Inclusão de alunos com Síndrome de Down no ambiente escolar

Redes de ensino podem ajudar na integração de alunos portadores de deficiência para obter um bom resultado de aprendizado

De acordo com último censo do Ministério da Educação (MEC), desde 1998, houve crescimento significativo de alunos com Síndrome de Down matriculados na rede regular de ensino, de 200 mil à época, o número saltou para mais de 1,18 milhão. Além do Pessoas Com Necessidades Especiais (PNE), a Lei Brasileira de Inclusão (LBI) também assegura que pessoas com síndromes tenham garantido o direito à educação. “Alcançar o máximo desenvolvimento possível de seus talentos e habilidades físicas, sensoriais, intelectuais e sociais, segundo suas características, interesses e necessidades de aprendizagem.”

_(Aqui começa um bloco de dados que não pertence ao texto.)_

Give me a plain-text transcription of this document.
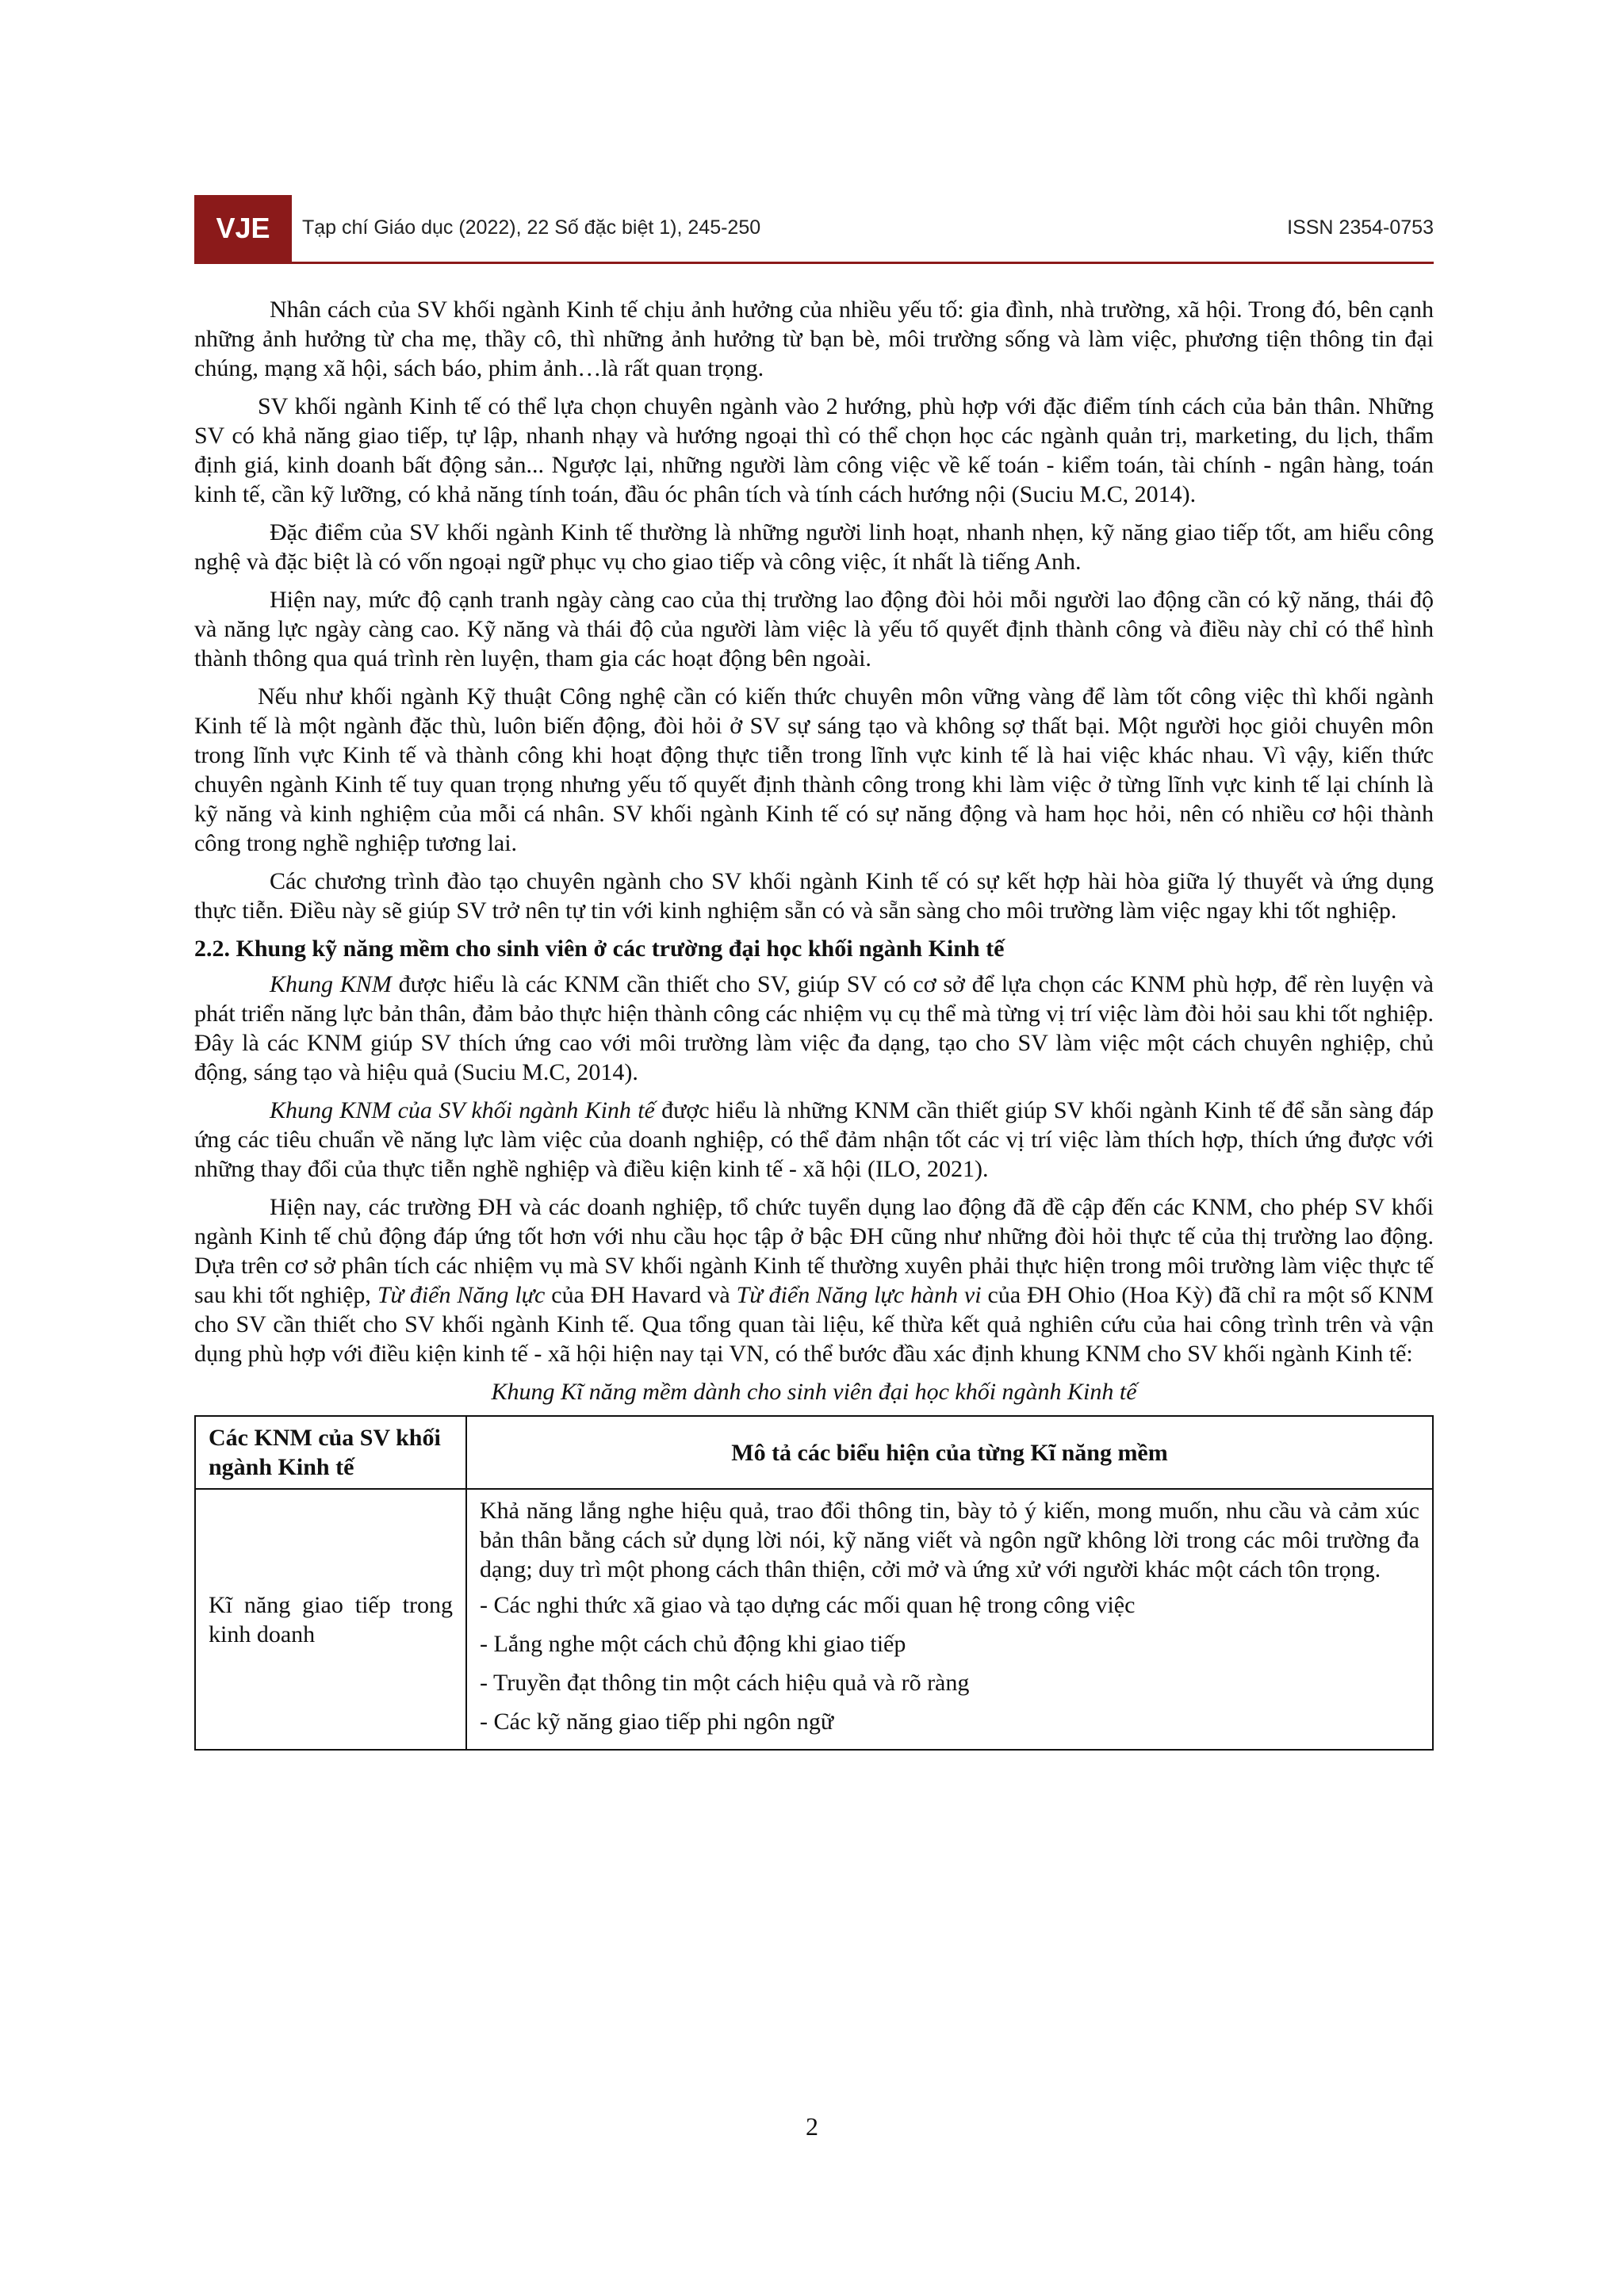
VJE	Tạp chí Giáo dục (2022), 22 Số đặc biệt 1), 245-250	ISSN 2354-0753

Nhân cách của SV khối ngành Kinh tế chịu ảnh hưởng của nhiều yếu tố: gia đình, nhà trường, xã hội. Trong đó, bên cạnh những ảnh hưởng từ cha mẹ, thầy cô, thì những ảnh hưởng từ bạn bè, môi trường sống và làm việc, phương tiện thông tin đại chúng, mạng xã hội, sách báo, phim ảnh…là rất quan trọng.

SV khối ngành Kinh tế có thể lựa chọn chuyên ngành vào 2 hướng, phù hợp với đặc điểm tính cách của bản thân. Những SV có khả năng giao tiếp, tự lập, nhanh nhạy và hướng ngoại thì có thể chọn học các ngành quản trị, marketing, du lịch, thẩm định giá, kinh doanh bất động sản... Ngược lại, những người làm công việc về kế toán - kiểm toán, tài chính - ngân hàng, toán kinh tế, cần kỹ lưỡng, có khả năng tính toán, đầu óc phân tích và tính cách hướng nội (Suciu M.C, 2014).

Đặc điểm của SV khối ngành Kinh tế thường là những người linh hoạt, nhanh nhẹn, kỹ năng giao tiếp tốt, am hiểu công nghệ và đặc biệt là có vốn ngoại ngữ phục vụ cho giao tiếp và công việc, ít nhất là tiếng Anh.

Hiện nay, mức độ cạnh tranh ngày càng cao của thị trường lao động đòi hỏi mỗi người lao động cần có kỹ năng, thái độ và năng lực ngày càng cao. Kỹ năng và thái độ của người làm việc là yếu tố quyết định thành công và điều này chỉ có thể hình thành thông qua quá trình rèn luyện, tham gia các hoạt động bên ngoài.

Nếu như khối ngành Kỹ thuật Công nghệ cần có kiến thức chuyên môn vững vàng để làm tốt công việc thì khối ngành Kinh tế là một ngành đặc thù, luôn biến động, đòi hỏi ở SV sự sáng tạo và không sợ thất bại. Một người học giỏi chuyên môn trong lĩnh vực Kinh tế và thành công khi hoạt động thực tiễn trong lĩnh vực kinh tế là hai việc khác nhau. Vì vậy, kiến thức chuyên ngành Kinh tế tuy quan trọng nhưng yếu tố quyết định thành công trong khi làm việc ở từng lĩnh vực kinh tế lại chính là kỹ năng và kinh nghiệm của mỗi cá nhân. SV khối ngành Kinh tế có sự năng động và ham học hỏi, nên có nhiều cơ hội thành công trong nghề nghiệp tương lai.

Các chương trình đào tạo chuyên ngành cho SV khối ngành Kinh tế có sự kết hợp hài hòa giữa lý thuyết và ứng dụng thực tiễn. Điều này sẽ giúp SV trở nên tự tin với kinh nghiệm sẵn có và sẵn sàng cho môi trường làm việc ngay khi tốt nghiệp.

2.2. Khung kỹ năng mềm cho sinh viên ở các trường đại học khối ngành Kinh tế

Khung KNM được hiểu là các KNM cần thiết cho SV, giúp SV có cơ sở để lựa chọn các KNM phù hợp, để rèn luyện và phát triển năng lực bản thân, đảm bảo thực hiện thành công các nhiệm vụ cụ thể mà từng vị trí việc làm đòi hỏi sau khi tốt nghiệp. Đây là các KNM giúp SV thích ứng cao với môi trường làm việc đa dạng, tạo cho SV làm việc một cách chuyên nghiệp, chủ động, sáng tạo và hiệu quả (Suciu M.C, 2014).

Khung KNM của SV khối ngành Kinh tế được hiểu là những KNM cần thiết giúp SV khối ngành Kinh tế để sẵn sàng đáp ứng các tiêu chuẩn về năng lực làm việc của doanh nghiệp, có thể đảm nhận tốt các vị trí việc làm thích hợp, thích ứng được với những thay đổi của thực tiễn nghề nghiệp và điều kiện kinh tế - xã hội (ILO, 2021).

Hiện nay, các trường ĐH và các doanh nghiệp, tổ chức tuyển dụng lao động đã đề cập đến các KNM, cho phép SV khối ngành Kinh tế chủ động đáp ứng tốt hơn với nhu cầu học tập ở bậc ĐH cũng như những đòi hỏi thực tế của thị trường lao động. Dựa trên cơ sở phân tích các nhiệm vụ mà SV khối ngành Kinh tế thường xuyên phải thực hiện trong môi trường làm việc thực tế sau khi tốt nghiệp, Từ điển Năng lực của ĐH Havard và Từ điển Năng lực hành vi của ĐH Ohio (Hoa Kỳ) đã chỉ ra một số KNM cho SV cần thiết cho SV khối ngành Kinh tế. Qua tổng quan tài liệu, kế thừa kết quả nghiên cứu của hai công trình trên và vận dụng phù hợp với điều kiện kinh tế - xã hội hiện nay tại VN, có thể bước đầu xác định khung KNM cho SV khối ngành Kinh tế:

Khung Kĩ năng mềm dành cho sinh viên đại học khối ngành Kinh tế

Các KNM của SV khối ngành Kinh tế	Mô tả các biểu hiện của từng Kĩ năng mềm
Kĩ năng giao tiếp trong kinh doanh	Khả năng lắng nghe hiệu quả, trao đổi thông tin, bày tỏ ý kiến, mong muốn, nhu cầu và cảm xúc bản thân bằng cách sử dụng lời nói, kỹ năng viết và ngôn ngữ không lời trong các môi trường đa dạng; duy trì một phong cách thân thiện, cởi mở và ứng xử với người khác một cách tôn trọng.
- Các nghi thức xã giao và tạo dựng các mối quan hệ trong công việc
- Lắng nghe một cách chủ động khi giao tiếp
- Truyền đạt thông tin một cách hiệu quả và rõ ràng
- Các kỹ năng giao tiếp phi ngôn ngữ
2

A inclusão de crianças com necessidades especiais, como lei e prática no Brasil e no mundo, pretende proporcionar uma educação acessível a todos. Essa experiência do convívio com as demais crianças contribui para o seu desenvolvimento motor, cognitivo, afetivo e psicossocial. Elas são capazes de se inserir no grupo, oportunizando uma compreensão sobre a diversidade humana por parte de todos.  Na sala de aula, a consciência e a empatia frente à pessoa com deficiência favorece o aprendizado de todos.

Segundo a médica pediatra do Ambulatório Multidisciplinar de Síndrome de Down do Hospital Universitário Pedro Ernesto (HUPE-UERJ), Anna Paula Baumblatt, os alunos devem ser tratados de forma igualitária, respeitando a individualidade de cada um. “Independente da Síndrome de Down, cada estudante vai apresentar facilidades e dificuldades de acordo com o conteúdo oferecido”, conta.

Com base na Lei Brasileira de Inclusão nº 13.146/2015,  a criança com deficiência tem assegurado no sistema educacional o máximo de desenvolvimento possível de seus talentos e habilidades físicas, sensoriais, intelectuais e sociais, dentro de suas características, interesses e necessidades de aprendizagem. “O exercício dos direitos e das liberdades fundamentais por pessoa com deficiência, visando à sua inclusão social e cidadania.”

Muitas crianças apontam perfis de aprendizagem que demandam certo grau de atenção, pode ser que algumas precisem de uma supervisão especializada, mas isto não é uma regra. Portanto, cabe à instituição educacional, aos pedagogos e psicólogos que prestam o apoio desenvolver atividades que estimulem a troca em grupo, favorecendo assim a  inserção.

Para a membro da Comissão de Direitos da Pessoa com Deficiência da OAB/RJ (CDPD), Cláudia Araújo, as atividades devem ser realizadas com base no perfil do discente portador de deficiência, explorando preferencialmente a convivência com os demais alunos no ambiente escolar. “As provas devem ser realizadas em ambiente coletivo, observando os recursos, serviços de acessibilidade e tecnologia assistiva como o apoio, sempre que necessário”, declara.

Cláudia Araújo, da Comissão de Direitos da Pessoa com Deficiência, esclarece a importância da inclusão de crianças com Síndrome de Down nas áreas cognitivas e emocionais.

Ela também reforça que é preciso ressaltar a importância da capacitação do orientador para o atendimento educacional especializado. “O professor é o elo de interação neste processo de ensino aprendizagem e terá maior facilidade em atuar com as peculiaridades apresentadas pelos alunos com e sem deficiência em sala de aula”, explica Cláudia. 

A criança com Síndrome de Down têm necessidades especiais, mas como todas  as crianças. A inclusão na escola tem a importância de considerar cada aluno, nas suas habilidades e dificuldades. No entanto, compreendo as características da Síndrome de Down, pode ajudar a receber o aluno na escola, assim como adaptar as estratégias de ensino.

Pedro Monteiro Detomaz de 34 anos, tem síndrome de Down e sua mãe Ana Lúcia Monteiro de 61 anos, conta que após o ensino fundamental, ele foi para uma escola de jovens adultos na qual oferece um tratamento diferenciado para crianças portadoras de deficiência. “Pedro já passou por várias escolas, mas para ser incluído com os outros alunos, ele gostava de jogar futebol na educação física e fazer teatro também”, diz Ana Lúcia.

O mais importante no processo de aprendizagem é fazer com que o aluno portador de deficiência se sinta capaz de superar as dificuldades, potencializando as habilidades. O trabalho com as diferenças é um desafio para todos, mas também um aprendizado valioso. A verdadeira inclusão que se aprende é que não só elas, mas todas as crianças, têm necessidades especiais.